Trivia of Charlie Chaplin


 Charlie Chaplin (16 April 1889 - 25 December 1977)

*Both of Chaplin’s parents were music hall entertainers in London. In his autobiography, he described how, at age 5, his mother’s voice suddenly failed in front of a crowd of rowdy soldiers. His father who also was a stage manager ushered Charlie Chaplin onstage as a replacement.Chaplin first sang a popular song called “Jack Jones,” prompting the audience to shower him with coins. He purportedly drew big laughs by announcing that he would pick up the money before continuing. More laughter ensued when he began imitating his laryngitis-addled mother. A few years later, Chaplin made his professional debut as a member of a juvenile clog-dance troupe. He followed that up with a couple of theater roles, toured with vaudeville acts and did one disastrous night of stand-up comedy in which he was booed off the stage.
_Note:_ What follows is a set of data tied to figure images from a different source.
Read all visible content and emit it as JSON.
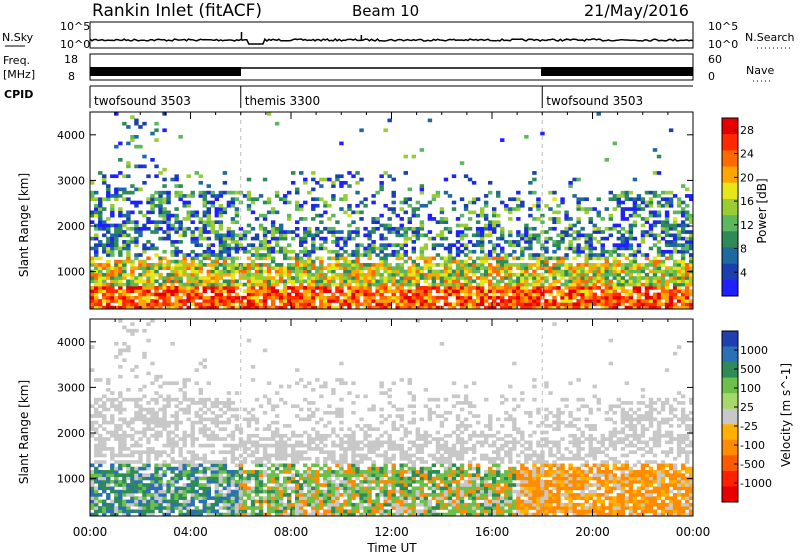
{
  "header": {
    "station": "Rankin Inlet (fitACF)",
    "beam": "Beam 10",
    "date": "21/May/2016"
  },
  "strip": {
    "nsky_label": "N.Sky",
    "nsearch_label": "N.Search",
    "nsky_ticks": [
      "10^5",
      "10^0"
    ],
    "nsky_ticks_right": [
      "10^5",
      "10^0"
    ],
    "freq_label_1": "Freq.",
    "freq_label_2": "[MHz]",
    "freq_ticks": [
      "18",
      "8"
    ],
    "nave_label": "Nave",
    "nave_ticks": [
      "60",
      "0"
    ],
    "cpid_label": "CPID",
    "cpid_segments": [
      {
        "name": "twofsound 3503",
        "start_hour": 0,
        "end_hour": 6
      },
      {
        "name": "themis 3300",
        "start_hour": 6,
        "end_hour": 18
      },
      {
        "name": "twofsound 3503",
        "start_hour": 18,
        "end_hour": 24
      }
    ]
  },
  "chart_data": [
    {
      "type": "heatmap",
      "quantity": "Power",
      "ylabel": "Slant Range [km]",
      "xlabel": "Time UT",
      "x_ticks": [
        "00:00",
        "04:00",
        "08:00",
        "12:00",
        "16:00",
        "20:00",
        "00:00"
      ],
      "xlim_hours": [
        0,
        24
      ],
      "y_ticks": [
        1000,
        2000,
        3000,
        4000
      ],
      "ylim_km": [
        180,
        4500
      ],
      "colorbar": {
        "label": "Power [dB]",
        "ticks": [
          "4",
          "8",
          "12",
          "16",
          "20",
          "24",
          "28"
        ],
        "range": [
          0,
          30
        ],
        "colors": [
          "#1f1fff",
          "#1a3fb0",
          "#1e6aa0",
          "#2e8b57",
          "#5cb85c",
          "#9acd32",
          "#e6e619",
          "#ffa500",
          "#ff6a00",
          "#ff2a00",
          "#e60000"
        ]
      }
    },
    {
      "type": "heatmap",
      "quantity": "Velocity",
      "ylabel": "Slant Range [km]",
      "xlabel": "Time UT",
      "x_ticks": [
        "00:00",
        "04:00",
        "08:00",
        "12:00",
        "16:00",
        "20:00",
        "00:00"
      ],
      "xlim_hours": [
        0,
        24
      ],
      "y_ticks": [
        1000,
        2000,
        3000,
        4000
      ],
      "ylim_km": [
        180,
        4500
      ],
      "colorbar": {
        "label": "Velocity [m s^-1]",
        "ticks": [
          "1000",
          "500",
          "100",
          "25",
          "-25",
          "-100",
          "-500",
          "-1000"
        ],
        "range": [
          -1000,
          1000
        ],
        "colors": [
          "#1f3fb0",
          "#2b6fb5",
          "#2e8b57",
          "#6cc04a",
          "#a6d96a",
          "#c8c8c8",
          "#ffb000",
          "#ff8c00",
          "#ff5a00",
          "#ff2000",
          "#e60000"
        ]
      }
    }
  ],
  "xlabel_bottom": "Time UT"
}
*During Chaplin’s second vaudeville tour of the United States in 1913, Keystone Studios hired him away for $150 a week. He made his first film appearance early the following year, playing an out-of-work swindler in “Making a Living (1914).” Wearing a handlebar mustache, top hat and monocle, he got in a few funny gags, particularly while fighting the story’s hero, a journalist who at one point interviews a man trapped under a car instead of helping him. Overall, though, Chaplin was appalled by his performance. “I was stiff,” he later said. “I took all the surprise out of the scenes by anticipating the next motion.” He also accused the director of cutting his best material out of jealousy.
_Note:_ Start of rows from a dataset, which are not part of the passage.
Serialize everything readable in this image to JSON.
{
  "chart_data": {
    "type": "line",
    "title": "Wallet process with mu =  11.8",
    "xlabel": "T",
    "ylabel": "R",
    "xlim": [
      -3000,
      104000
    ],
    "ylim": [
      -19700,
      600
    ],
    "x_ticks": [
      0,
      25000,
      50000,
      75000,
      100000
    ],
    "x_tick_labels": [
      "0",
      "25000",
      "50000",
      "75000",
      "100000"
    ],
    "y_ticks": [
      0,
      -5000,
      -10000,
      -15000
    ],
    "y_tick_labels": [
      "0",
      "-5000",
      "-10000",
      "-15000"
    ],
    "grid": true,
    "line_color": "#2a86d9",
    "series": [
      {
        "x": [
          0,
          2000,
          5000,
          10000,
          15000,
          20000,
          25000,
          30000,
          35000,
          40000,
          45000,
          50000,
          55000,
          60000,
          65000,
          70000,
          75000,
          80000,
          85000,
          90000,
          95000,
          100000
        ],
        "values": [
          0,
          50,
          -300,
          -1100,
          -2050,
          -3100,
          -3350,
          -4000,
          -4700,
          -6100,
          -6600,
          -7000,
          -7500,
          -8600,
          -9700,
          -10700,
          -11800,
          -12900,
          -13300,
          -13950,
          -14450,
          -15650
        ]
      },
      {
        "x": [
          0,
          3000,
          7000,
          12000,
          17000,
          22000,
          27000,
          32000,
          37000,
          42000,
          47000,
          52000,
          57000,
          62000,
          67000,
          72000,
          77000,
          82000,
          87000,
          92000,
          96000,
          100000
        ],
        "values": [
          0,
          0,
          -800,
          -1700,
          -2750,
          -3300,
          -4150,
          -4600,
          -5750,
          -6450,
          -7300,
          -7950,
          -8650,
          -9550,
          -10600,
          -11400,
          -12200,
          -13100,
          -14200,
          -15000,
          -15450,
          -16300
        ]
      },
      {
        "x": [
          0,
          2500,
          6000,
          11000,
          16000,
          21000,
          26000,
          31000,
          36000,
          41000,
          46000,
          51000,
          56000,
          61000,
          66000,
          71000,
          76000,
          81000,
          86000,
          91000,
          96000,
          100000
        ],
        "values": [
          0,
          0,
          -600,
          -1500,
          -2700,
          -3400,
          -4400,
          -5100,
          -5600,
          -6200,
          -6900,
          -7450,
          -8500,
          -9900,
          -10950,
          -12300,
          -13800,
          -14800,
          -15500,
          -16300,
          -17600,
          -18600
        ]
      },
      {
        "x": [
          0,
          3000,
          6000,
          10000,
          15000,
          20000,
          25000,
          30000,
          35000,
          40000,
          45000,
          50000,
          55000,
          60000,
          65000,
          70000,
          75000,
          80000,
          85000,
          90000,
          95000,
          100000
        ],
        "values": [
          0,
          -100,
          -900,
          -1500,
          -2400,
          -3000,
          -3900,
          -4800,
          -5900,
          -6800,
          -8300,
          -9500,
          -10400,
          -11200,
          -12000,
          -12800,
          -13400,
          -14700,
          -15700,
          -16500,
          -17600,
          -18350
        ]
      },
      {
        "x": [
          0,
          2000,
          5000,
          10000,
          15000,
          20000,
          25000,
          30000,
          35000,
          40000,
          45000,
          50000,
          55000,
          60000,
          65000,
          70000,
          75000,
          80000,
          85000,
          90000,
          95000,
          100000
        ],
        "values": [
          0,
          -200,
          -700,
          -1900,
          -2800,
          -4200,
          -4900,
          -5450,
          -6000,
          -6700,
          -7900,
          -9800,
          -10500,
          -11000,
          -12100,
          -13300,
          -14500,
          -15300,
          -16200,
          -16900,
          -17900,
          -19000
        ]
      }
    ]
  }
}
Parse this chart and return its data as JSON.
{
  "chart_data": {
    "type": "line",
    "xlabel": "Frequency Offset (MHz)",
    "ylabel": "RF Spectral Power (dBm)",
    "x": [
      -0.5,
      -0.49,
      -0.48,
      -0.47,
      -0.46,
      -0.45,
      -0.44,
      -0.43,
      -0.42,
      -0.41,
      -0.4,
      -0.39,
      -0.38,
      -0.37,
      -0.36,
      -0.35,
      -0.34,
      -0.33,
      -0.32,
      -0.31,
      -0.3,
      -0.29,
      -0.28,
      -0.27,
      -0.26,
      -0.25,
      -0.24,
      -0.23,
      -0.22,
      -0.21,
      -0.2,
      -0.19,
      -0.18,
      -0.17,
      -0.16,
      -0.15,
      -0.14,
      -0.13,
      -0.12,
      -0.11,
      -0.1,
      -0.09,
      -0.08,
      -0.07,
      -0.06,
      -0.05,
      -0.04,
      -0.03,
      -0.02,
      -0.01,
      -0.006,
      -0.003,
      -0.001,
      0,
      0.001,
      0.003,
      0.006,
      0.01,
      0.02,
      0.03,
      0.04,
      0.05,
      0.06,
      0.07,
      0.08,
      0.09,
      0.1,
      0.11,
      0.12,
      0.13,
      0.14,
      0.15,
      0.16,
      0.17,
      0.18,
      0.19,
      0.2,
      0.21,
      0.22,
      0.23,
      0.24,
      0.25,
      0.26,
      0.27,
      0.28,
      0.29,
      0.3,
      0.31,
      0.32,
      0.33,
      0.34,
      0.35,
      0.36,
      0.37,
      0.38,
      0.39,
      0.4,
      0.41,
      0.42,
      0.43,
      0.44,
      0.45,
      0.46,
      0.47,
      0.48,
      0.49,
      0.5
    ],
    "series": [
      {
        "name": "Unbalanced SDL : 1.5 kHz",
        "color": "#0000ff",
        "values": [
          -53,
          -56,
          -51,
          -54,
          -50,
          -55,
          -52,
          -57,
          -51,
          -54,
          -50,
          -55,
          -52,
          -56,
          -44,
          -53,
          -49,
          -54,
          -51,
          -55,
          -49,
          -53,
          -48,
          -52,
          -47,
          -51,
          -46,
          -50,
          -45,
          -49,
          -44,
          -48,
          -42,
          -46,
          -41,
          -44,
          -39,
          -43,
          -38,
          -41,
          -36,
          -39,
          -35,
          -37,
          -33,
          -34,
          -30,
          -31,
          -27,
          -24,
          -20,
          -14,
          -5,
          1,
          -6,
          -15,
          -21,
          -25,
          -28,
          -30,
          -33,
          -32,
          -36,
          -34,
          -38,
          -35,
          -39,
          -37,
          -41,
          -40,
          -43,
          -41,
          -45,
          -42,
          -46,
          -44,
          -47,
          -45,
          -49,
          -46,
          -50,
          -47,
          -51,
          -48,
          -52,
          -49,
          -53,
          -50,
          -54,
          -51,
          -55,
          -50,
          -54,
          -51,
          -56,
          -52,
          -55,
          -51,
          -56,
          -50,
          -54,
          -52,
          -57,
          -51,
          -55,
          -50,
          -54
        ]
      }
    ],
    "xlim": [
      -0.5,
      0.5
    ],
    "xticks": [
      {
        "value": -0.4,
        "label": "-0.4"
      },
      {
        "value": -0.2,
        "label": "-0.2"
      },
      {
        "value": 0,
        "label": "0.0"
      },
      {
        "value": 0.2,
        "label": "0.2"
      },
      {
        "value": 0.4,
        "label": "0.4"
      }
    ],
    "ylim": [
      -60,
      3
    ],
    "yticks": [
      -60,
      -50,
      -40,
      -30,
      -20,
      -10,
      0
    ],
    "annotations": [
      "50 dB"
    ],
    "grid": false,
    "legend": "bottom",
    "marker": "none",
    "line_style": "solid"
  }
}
*In 1915, Chaplin took part in the Charlie Chaplin look-a-like contest. Unbelievably, the judges and audience didn’t realise that he was the real one! It is reported that, instead of winning, he took home third place.
*Becoming one of the most iconic representatives of silent cinema, Chaplin refused to adopt audio and dialogue for a long time, even though sound technology in the film industry was becoming increasingly popular. He continued with his own idea of cinema, convinced that sound would ruin the Little Tramp. However, he gradually introduced music and other sounds as a device in his later movies, including City Light (1931), Modern Times (1936) and The Great Dictator (1940).
*Chaplin invited Albert Einstein and his wife Elsa to join him at the Los Angeles premier film City Lights (1931). When the house lights came up, Chaplin was surprised to see Einstein's eyes tearing at the final scene. Chaplin said in his autobiography that he had not known Einstein to be so "sentimental."
*Chaplin composed the music for many of his own movies, despite never having had proper music training. Chaplin actually won an Oscar for the music in Limelight (1952), which he helped compose.
*He and Buster Keaton had an interesting relationship. Long considered rivals but always having avoided commenting about each other in the press, Chaplin hired Keaton for a part in Limelight (1952). Keaton, who was flat broke at the time, went into a career decline after having been signed by MGM in 1928, as the studio would not let him improvise in any of his films nor allow him any writing or directorial input, and he was eventually reduced to writing gags--often uncredited--for other comedians' films. Chaplin, at this point, felt sorry for Keaton due to his hard luck, but Keaton recognized that, despite Charlie's better fortune and far greater wealth, he was (strangely) the more depressed of the two. In one scene in "Limelight", Chaplin's character was dying. While the camera was fading away, Keaton was muttering to Chaplin without moving his lips, "That's it, good, wait, don't move, wait, good, we're through." In his autobiography Keaton called Chaplin "the greatest silent comedian of all time".
*Marlon Brando played the starring role in Chaplin's last movie A Countess from Hong Kong (1967) in 1966. While Brando had always greatly admired Chaplin's work and looked upon him as "probably the most talented man the [movie] medium has ever produced", the two superstars did not get along during the shooting. In his autobiography, Brando described Chaplin as "probably the most sadistic man I'd ever met." Chaplin, on his side, said that working with Brando simply was "impossible".
*Just a few months after Chaplin’s death in 1978, two robbers stole his coffin from a Swiss cemetery and sent his wife a $600,000 ransom demand. When she refused to pay, they allegedly threatened her kids. The bungling robbers were soon caught, however, and the coffin was recovered. It was then reburied in a theft-proof concrete vault.